Autrement dit dans ce monde, non seulement les inégalités se seraient considérablement réduites, en passant d'un facteur 10 actuellement à un facteur 1,5 entre les pays les plus pauvres et les pays riches, mais la richesse globale aurait tellement augmenté que les pauvres de 2100 seraient plus de deux fois plus riches que les riches de 2010 !! tout ceci dans un ruissellement de fossiles qui permettraient probablement de vivre aussi confortablement que les américains du Névada ou les saoudiens, au milieu d'un désert. Avec des fossiles et de l'argent, on peut tout faire, se proteger contre les ouragans, dessaler l'eau de mer, faire de l'agriculture intensive, et même reconstruire des villes ailleurs si la mer monte un peu trop, après tout toutes les villes modernes que nous connaissons n'ont pris que quelques décennies à prendre leur forme actuelle.
Il y a d'autres détails intéressants dans les scénarios : par exemple dans l'utilisation des sols, on s'aperçoit que les pays pauvres réduiraient drastiquement les surfaces cultivables, surement par augmentation très sensible de leur productivité. Cela veut dire qu'on pourrait bien supporter une réduction sensible des surfaces (à supposer qu'elle arrive), sans que cela ne conduise à des famines.

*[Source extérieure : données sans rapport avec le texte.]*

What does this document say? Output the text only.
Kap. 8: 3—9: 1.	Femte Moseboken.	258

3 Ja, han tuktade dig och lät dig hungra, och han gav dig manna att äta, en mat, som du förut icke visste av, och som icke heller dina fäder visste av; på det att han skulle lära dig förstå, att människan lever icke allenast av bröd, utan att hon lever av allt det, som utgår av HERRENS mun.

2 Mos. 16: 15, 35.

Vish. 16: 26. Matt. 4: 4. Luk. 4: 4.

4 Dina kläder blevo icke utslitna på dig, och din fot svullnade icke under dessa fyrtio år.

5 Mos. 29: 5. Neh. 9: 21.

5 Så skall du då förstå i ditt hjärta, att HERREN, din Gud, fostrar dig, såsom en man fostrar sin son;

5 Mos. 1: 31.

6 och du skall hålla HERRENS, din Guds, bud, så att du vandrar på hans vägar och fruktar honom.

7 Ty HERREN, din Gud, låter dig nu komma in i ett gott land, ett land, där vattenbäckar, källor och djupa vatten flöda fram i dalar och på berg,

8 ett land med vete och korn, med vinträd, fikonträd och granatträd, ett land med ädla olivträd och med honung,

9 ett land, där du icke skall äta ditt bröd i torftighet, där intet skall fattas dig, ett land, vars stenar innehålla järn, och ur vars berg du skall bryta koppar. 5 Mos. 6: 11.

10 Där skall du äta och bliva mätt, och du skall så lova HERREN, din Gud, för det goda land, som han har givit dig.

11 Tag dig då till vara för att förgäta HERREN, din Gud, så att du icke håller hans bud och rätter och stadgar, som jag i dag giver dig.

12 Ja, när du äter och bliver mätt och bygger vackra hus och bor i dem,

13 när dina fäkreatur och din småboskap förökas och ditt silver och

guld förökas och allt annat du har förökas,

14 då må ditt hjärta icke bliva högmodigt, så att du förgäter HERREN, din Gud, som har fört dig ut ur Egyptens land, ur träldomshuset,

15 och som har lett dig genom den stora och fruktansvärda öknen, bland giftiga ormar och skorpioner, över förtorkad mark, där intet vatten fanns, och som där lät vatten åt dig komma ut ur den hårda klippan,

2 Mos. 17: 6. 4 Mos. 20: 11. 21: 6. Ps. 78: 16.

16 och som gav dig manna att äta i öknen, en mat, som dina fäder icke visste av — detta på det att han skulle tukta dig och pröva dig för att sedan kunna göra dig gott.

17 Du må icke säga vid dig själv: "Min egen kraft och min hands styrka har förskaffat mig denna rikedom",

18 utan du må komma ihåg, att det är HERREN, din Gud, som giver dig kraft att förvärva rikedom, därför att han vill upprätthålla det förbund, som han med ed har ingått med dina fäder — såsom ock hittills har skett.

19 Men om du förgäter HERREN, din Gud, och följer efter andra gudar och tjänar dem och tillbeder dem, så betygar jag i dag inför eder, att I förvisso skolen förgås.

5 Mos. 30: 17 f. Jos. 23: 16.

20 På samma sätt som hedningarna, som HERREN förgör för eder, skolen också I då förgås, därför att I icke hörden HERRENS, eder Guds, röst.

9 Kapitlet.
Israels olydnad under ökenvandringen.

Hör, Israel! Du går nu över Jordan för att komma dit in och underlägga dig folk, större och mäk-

En fait il n'est jamais clair dans les prévisions des impacts cilmatiques si on tient compte des modifications énormes des potentiels d'adaptation par l'augmentation de la richesse : on s'apitoie la plupart du temps sur l'impact sur les "populations pauvres", en oubliant que les pauvres auraient en fait essentiellement disparu, tout simplement parce que pour consommer beaucoup de fossiles, il faut etre très riche !!!
Bref le tableau final est celui d'un rapport faisant des extrapolations indues de consommations de fossiles, pour oublier ensuite les conséquences économiques bénéfiques qu'auraient cette consommation sur la richesse et ne regarder que des inconvénients,en eux même incertains. Ce rapport est une illustration magnifique de mon diagnostic sur le discours climatique, qui s'appuie selon moi sur trois piliers :
* des modèles climatiques incertains
* des réserves de fossiles improbables
* des théories économiques absurdes.
Bien sûr, la banque mondiale oublie, comme bien d'autres, que la crise actuelle nous montre que nous serons bien loin d'un tel monde, et que, bien plus probablement, l'essentiel des problèmes du XXIe siècle viendront des difficultés économiques entraînées par la limitation des fossiles, et non pas de leur excès.